Dar es Salaam. Some 600 people at Abeid Amani Karume International Airport risk losing their jobs if the Zanzibar Airports Authority (ZAA) sticks to its recent decision, according to the Tanzania Air Operators Association (Taoa).

On September 14, 2022, ZAA’s Managing Director issued a directive which granted Dnata Zanzibar Aviation Services Limited exclusive access to the newly constructed Terminal III, excluding other operators.

According to the notice, Dnata will be the exclusive provider of ground handling and management of Marhaba lounge services from December 1, 2022.

Deep consequences

According to Taoa, this should have far-reaching consequences as other operators will not be able to survive due to the low volume of business.

“This could result in other operators collapsing and 600 employees losing their jobs in the process,” Taoa said in a statement released to media on Tuesday.

ZAA’s decision, Taoa said, could draw a negative inference and could impact long-term investor confidence.

“We are concerned about the security of our members’ investment as a result of ZAA’s non-compliance with the laws,” Taoa charged.

He added, “Although the association welcomes investors, competition and Dnata as an investor, alike, due process must be followed without favouritism.”

The statement further states, “ZAA should not ignore local and foreign investors who have invested heavily and worked closely with the authority even when infrastructure has been poor for the past 20 years.”

The ZAA decision goes against the Tanzania Civil Aviation Authority (TCAA) Board Decision No. 01 of 2022 which prohibits, among others, monopoly, price cap and terminal segregation .

Taoa understands that the recruitment of Dnata was done without publishing any invitation to tender for the purchase of these services.

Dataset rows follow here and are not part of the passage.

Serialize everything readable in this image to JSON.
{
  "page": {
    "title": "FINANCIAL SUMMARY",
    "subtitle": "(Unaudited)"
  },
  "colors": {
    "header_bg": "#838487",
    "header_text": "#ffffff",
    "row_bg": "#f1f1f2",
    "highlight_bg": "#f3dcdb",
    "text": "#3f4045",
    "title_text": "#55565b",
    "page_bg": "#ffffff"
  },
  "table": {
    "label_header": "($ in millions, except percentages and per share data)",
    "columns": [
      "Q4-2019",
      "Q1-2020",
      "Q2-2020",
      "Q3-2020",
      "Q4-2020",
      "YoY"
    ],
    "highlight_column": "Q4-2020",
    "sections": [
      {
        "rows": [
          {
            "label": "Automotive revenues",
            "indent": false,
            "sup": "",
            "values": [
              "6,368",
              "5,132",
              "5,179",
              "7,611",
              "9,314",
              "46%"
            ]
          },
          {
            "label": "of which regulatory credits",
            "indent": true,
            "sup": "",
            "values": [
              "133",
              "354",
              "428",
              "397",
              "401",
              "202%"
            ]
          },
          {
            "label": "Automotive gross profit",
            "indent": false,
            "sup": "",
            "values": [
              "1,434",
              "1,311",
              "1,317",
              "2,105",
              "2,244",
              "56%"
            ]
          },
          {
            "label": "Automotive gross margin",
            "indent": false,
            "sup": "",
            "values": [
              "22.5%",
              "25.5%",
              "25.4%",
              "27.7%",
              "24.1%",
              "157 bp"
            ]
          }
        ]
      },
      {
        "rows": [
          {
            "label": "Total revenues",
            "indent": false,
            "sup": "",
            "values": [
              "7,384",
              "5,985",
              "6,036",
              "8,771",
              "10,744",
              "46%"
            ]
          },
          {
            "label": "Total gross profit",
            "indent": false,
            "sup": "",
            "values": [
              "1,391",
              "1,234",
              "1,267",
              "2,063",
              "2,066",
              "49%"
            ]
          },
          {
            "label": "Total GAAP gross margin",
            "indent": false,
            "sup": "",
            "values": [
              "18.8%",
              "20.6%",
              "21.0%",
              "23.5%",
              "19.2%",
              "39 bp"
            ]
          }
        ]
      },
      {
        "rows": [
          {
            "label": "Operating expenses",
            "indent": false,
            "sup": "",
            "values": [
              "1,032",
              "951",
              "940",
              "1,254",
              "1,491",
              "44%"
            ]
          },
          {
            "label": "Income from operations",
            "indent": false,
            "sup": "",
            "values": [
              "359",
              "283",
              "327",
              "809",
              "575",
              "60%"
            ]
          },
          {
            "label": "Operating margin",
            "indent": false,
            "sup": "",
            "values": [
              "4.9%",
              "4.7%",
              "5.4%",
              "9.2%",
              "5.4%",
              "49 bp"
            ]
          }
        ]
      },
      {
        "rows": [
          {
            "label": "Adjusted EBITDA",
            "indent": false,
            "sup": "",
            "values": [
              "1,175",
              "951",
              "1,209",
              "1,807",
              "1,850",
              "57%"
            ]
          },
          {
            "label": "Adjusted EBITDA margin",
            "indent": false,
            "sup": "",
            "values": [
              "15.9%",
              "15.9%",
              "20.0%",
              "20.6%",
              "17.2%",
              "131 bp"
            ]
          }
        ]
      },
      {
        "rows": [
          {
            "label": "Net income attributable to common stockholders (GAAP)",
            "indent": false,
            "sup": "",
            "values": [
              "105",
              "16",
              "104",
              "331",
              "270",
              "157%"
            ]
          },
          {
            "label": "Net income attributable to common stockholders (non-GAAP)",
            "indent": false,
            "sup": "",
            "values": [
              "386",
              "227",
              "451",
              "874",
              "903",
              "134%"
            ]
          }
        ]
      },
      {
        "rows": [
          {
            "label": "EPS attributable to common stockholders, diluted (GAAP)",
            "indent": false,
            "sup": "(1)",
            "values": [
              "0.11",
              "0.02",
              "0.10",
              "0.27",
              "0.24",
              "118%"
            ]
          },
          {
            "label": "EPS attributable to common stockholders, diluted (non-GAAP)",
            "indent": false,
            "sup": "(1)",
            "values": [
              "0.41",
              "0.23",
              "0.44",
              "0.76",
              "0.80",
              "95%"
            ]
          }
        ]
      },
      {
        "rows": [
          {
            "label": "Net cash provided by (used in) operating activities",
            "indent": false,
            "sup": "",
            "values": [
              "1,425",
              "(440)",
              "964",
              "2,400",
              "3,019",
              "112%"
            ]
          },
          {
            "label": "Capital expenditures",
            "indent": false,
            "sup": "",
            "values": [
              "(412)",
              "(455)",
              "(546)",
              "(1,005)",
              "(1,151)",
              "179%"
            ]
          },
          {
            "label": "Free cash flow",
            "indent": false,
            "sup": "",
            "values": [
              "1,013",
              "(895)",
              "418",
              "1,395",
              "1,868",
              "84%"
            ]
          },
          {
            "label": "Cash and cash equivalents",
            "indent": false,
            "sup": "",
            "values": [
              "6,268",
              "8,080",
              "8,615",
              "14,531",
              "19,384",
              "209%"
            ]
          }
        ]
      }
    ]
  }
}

The Association noted that the notice violated applicable procurement regulations and applicable ground handling procedures and regulations.

The Civil Aviation Regulation 20 (Groundhandling Services) of 2012 requires that the procedures for selecting groundhandling providers adhere to the principles of transparency, non-discrimination and international competitive bidding.

“Amazingly, in Dnata’s recruitment process, there was no public bidding for all stakeholders to participate equally. The monopolistic environment is not an ideal scenario for airlines, passengers and a healthy aviation industry,” the Taoa statement read.

The statement further adds, “By engaging Dnata without an open bidding process, ZAA not only sets a dangerous precedent in the aviation industry, but also hampers the country’s efforts to attract international investors.”

This means that ZAA’s decision to grant an exclusive right to Dnata goes against established international best practices in these services.

The ZAA notice, according to Taoa, appears to be in direct violation not only of the mandate it received from the TCAA, but also of fair competition laws that discourage monopolistic practices.

“Today it is ZAA and AAKIA, tomorrow it will be Tanzania Airports Authority (TAA) with Julius Nyerere International Airport (JNIA) and Kilimanjaro International Airport (Kia),” Taoa warned.

Taoa urged TCAA to intervene and order ZAA to reconsider its directive, given the immense impact it has on the rule of law, local and international air operators, ground handling services and passengers. the airport.

Renowned aviation expert Juma Fimbo advised ZAA to go back to the drawing board to tackle the saga.

“As part of realizing the good intention of making Zanzibar Airport world class in terms of services, ended up neglecting certain legal and procedural principles outlined in the granting of the airport concession,” Mr. Fimbo said.

He added: “The government made a mistake, what is needed is damage control by reconsidering their decision.”

Mr. Jimray Nangawe, an aviation expert, said business monopoly should not be considered.

However, he challenged current operators to find a way to join forces to become strong enough to offer services at other airports.

Mr John Chambo, an aviation expert, said: “If we are not to damage the reputation of the aviation industry, established procedures must be followed.”

Adding: “If procedures have been breached for the good of the flying public, the authorities concerned should explain themselves.”

Efforts to get comment from the ZAA and TCAA proved fruitless.